See the controversy where Borderlands games were getting review bombed on Steam, because Epic secured exclusivity rights for Borderlands 3.
In the gaming world, you're basically damned if you do, damned if you don't. If Google had aggressively gone for exclusives, they'd be getting the same backlash that Epic has gotten/is getting. But since they didn't they might be getting an equal but opposite sort of backlash now.
It’s a very vocal minority, but definitely a minority. And they’ve essentially rebranded terms like exclusivity agreements, an industry standard, into ‘extortion’ in their parlance.
Basically there’s a subreddit of Steam fans making an outsized amount of noise that if you look into, doesn’t make a lot of sense but has kinda turned into its own thing.
The epic approach gets a lot of hate from a vocal minority. Everyone else has had multiple storefronts for a while, and having -one- more is borderline meaningless. As long as they don’t jack up the price, how many people give a shit which executable they have to click on to launch a game?
It's a pain to not have all the games in a single library. I put off buying Overwatch for a year or so because it was in a different launcher, and did the same for Forza Horizon 4; I'd be eagerly awaiting a sequel to Child of Light if it hadn't had some awkward double-launcher thing where playing it meant waiting 10 minutes for uplay to update every time. So I do think this ultimately affects customers enough to vote with their wallets, and that means it will affect developers where it matters. (Of course, if Epic is paying enough for its exclusives then developers will correctly decide that the tradeoff is worthwhile).
I fail to see the contradiction. Per Steam’s October 2019 user survey, all Linux distros together total 0.43% of their users. I am using the notably pro-Linux Steam as a benchmark for how many gamers are affected by this.
Rocket League. The developer was acquired by Epic, and a few months later they announced that they were dropping support for Linux and OSX. Epic has previously stated that their platform will never be available on Linux.
Epic was not a shit show. The needless histrionics of the community response were a shit show. Not only unnecessary, but downright illogical for the community to throw a fit that amounted to begging for there to be no competition. Players got pissed off for having to sign up for a different free store and click a different button to launch their games.
The tragedy is that a whole generation doesn't realize you used to be able to buy and play games anonymously, offline, without going through a middleman. It would be better if you weren't forced through any launcher, but if there has to be one, more options are better.

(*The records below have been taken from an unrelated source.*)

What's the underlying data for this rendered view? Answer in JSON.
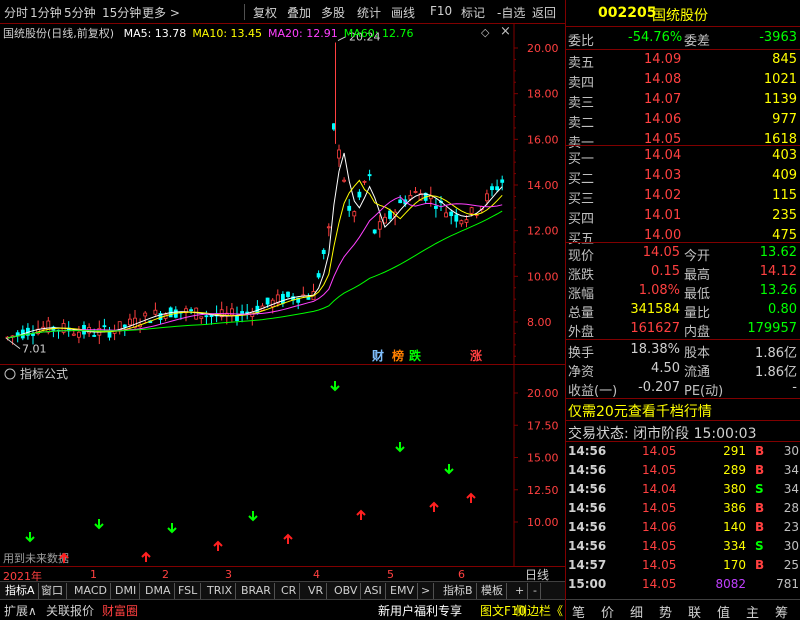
{
  "toolbar": {
    "items": [
      "分时",
      "1分钟",
      "5分钟",
      "15分钟",
      "更多 >",
      "复权",
      "叠加",
      "多股",
      "统计",
      "画线",
      "F10",
      "标记",
      "-自选",
      "返回"
    ],
    "close": "×"
  },
  "chart": {
    "title": "国统股份(日线,前复权)",
    "ma": [
      {
        "label": "MA5: 13.78",
        "color": "#ffffff"
      },
      {
        "label": "MA10: 13.45",
        "color": "#ffff00"
      },
      {
        "label": "MA20: 12.91",
        "color": "#ff40ff"
      },
      {
        "label": "MA60: 12.76",
        "color": "#00ff00"
      }
    ],
    "y_ticks": [
      "20.00",
      "18.00",
      "16.00",
      "14.00",
      "12.00",
      "10.00",
      "8.00"
    ],
    "high_label": "20.24",
    "low_label": "7.01",
    "markers": [
      {
        "text": "财",
        "color": "#80c0ff"
      },
      {
        "text": "榜",
        "color": "#ff8000"
      },
      {
        "text": "跌",
        "color": "#00ff00"
      },
      {
        "text": "涨",
        "color": "#ff4040"
      }
    ]
  },
  "indicator": {
    "title": "指标公式",
    "y_ticks": [
      "20.00",
      "17.50",
      "15.00",
      "12.50",
      "10.00"
    ],
    "future_note": "用到未来数据"
  },
  "date_row": {
    "year": "2021年",
    "months": [
      "1",
      "2",
      "3",
      "4",
      "5",
      "6"
    ]
  },
  "tabs": {
    "items": [
      "指标A",
      "窗口",
      "MACD",
      "DMI",
      "DMA",
      "FSL",
      "TRIX",
      "BRAR",
      "CR",
      "VR",
      "OBV",
      "ASI",
      "EMV",
      ">",
      "指标B",
      "模板",
      "+",
      "-",
      "日线"
    ]
  },
  "statusbar": {
    "items": [
      "扩展∧",
      "关联报价",
      "财富圈"
    ],
    "right": [
      "新用户福利专享",
      "图文F10",
      "侧边栏《"
    ]
  },
  "quote": {
    "code": "002205",
    "name": "国统股份",
    "webi_label": "委比",
    "webi": "-54.76%",
    "weicha_label": "委差",
    "weicha": "-3963",
    "asks": [
      {
        "label": "卖五",
        "price": "14.09",
        "vol": "845"
      },
      {
        "label": "卖四",
        "price": "14.08",
        "vol": "1021"
      },
      {
        "label": "卖三",
        "price": "14.07",
        "vol": "1139"
      },
      {
        "label": "卖二",
        "price": "14.06",
        "vol": "977"
      },
      {
        "label": "卖一",
        "price": "14.05",
        "vol": "1618"
      }
    ],
    "bids": [
      {
        "label": "买一",
        "price": "14.04",
        "vol": "403"
      },
      {
        "label": "买二",
        "price": "14.03",
        "vol": "409"
      },
      {
        "label": "买三",
        "price": "14.02",
        "vol": "115"
      },
      {
        "label": "买四",
        "price": "14.01",
        "vol": "235"
      },
      {
        "label": "买五",
        "price": "14.00",
        "vol": "475"
      }
    ],
    "stats": [
      {
        "l1": "现价",
        "v1": "14.05",
        "c1": "#ff4040",
        "l2": "今开",
        "v2": "13.62",
        "c2": "#00ff00"
      },
      {
        "l1": "涨跌",
        "v1": "0.15",
        "c1": "#ff4040",
        "l2": "最高",
        "v2": "14.12",
        "c2": "#ff4040"
      },
      {
        "l1": "涨幅",
        "v1": "1.08%",
        "c1": "#ff4040",
        "l2": "最低",
        "v2": "13.26",
        "c2": "#00ff00"
      },
      {
        "l1": "总量",
        "v1": "341584",
        "c1": "#ffff00",
        "l2": "量比",
        "v2": "0.80",
        "c2": "#00ff00"
      },
      {
        "l1": "外盘",
        "v1": "161627",
        "c1": "#ff4040",
        "l2": "内盘",
        "v2": "179957",
        "c2": "#00ff00"
      }
    ],
    "stats2": [
      {
        "l1": "换手",
        "v1": "18.38%",
        "l2": "股本",
        "v2": "1.86亿"
      },
      {
        "l1": "净资",
        "v1": "4.50",
        "l2": "流通",
        "v2": "1.86亿"
      },
      {
        "l1": "收益(一)",
        "v1": "-0.207",
        "l2": "PE(动)",
        "v2": "-"
      }
    ],
    "promo": "仅需20元查看千档行情",
    "status": "交易状态: 闭市阶段 15:00:03",
    "ticks": [
      {
        "time": "14:56",
        "price": "14.05",
        "vol": "291",
        "side": "B",
        "n": "30"
      },
      {
        "time": "14:56",
        "price": "14.05",
        "vol": "289",
        "side": "B",
        "n": "34"
      },
      {
        "time": "14:56",
        "price": "14.04",
        "vol": "380",
        "side": "S",
        "n": "34"
      },
      {
        "time": "14:56",
        "price": "14.05",
        "vol": "386",
        "side": "B",
        "n": "28"
      },
      {
        "time": "14:56",
        "price": "14.06",
        "vol": "140",
        "side": "B",
        "n": "23"
      },
      {
        "time": "14:56",
        "price": "14.05",
        "vol": "334",
        "side": "S",
        "n": "30"
      },
      {
        "time": "14:57",
        "price": "14.05",
        "vol": "170",
        "side": "B",
        "n": "25"
      },
      {
        "time": "15:00",
        "price": "14.05",
        "vol": "8082",
        "side": "",
        "n": "781"
      }
    ],
    "bottom_tabs": [
      "笔",
      "价",
      "细",
      "势",
      "联",
      "值",
      "主",
      "筹"
    ]
  },
  "colors": {
    "up": "#ff4040",
    "down": "#00ff00",
    "grid": "#800000",
    "label": "#c0c0c0"
  }
}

Interestingly Metro Exodus was an Epic exclusive for a whole year before becoming available on Steam recently. It still sold 200,000 copies in a few days on Steam.
So it appears either some people are fine with waiting, unaware of the Epic store, or just needed new headlines to remind them.
See the controversy where Borderlands games were getting review bombed on Steam, because Epic secured exclusivity rights for Borderlands 3.
https://kotaku.com/borderlands-is-getting-review-bombed-on-s...
In the gaming world, you're basically damned if you do, damned if you don't. If Google had aggressively gone for exclusives, they'd be getting the same backlash that Epic has gotten/is getting. But since they didn't they might be getting an equal but opposite sort of backlash now.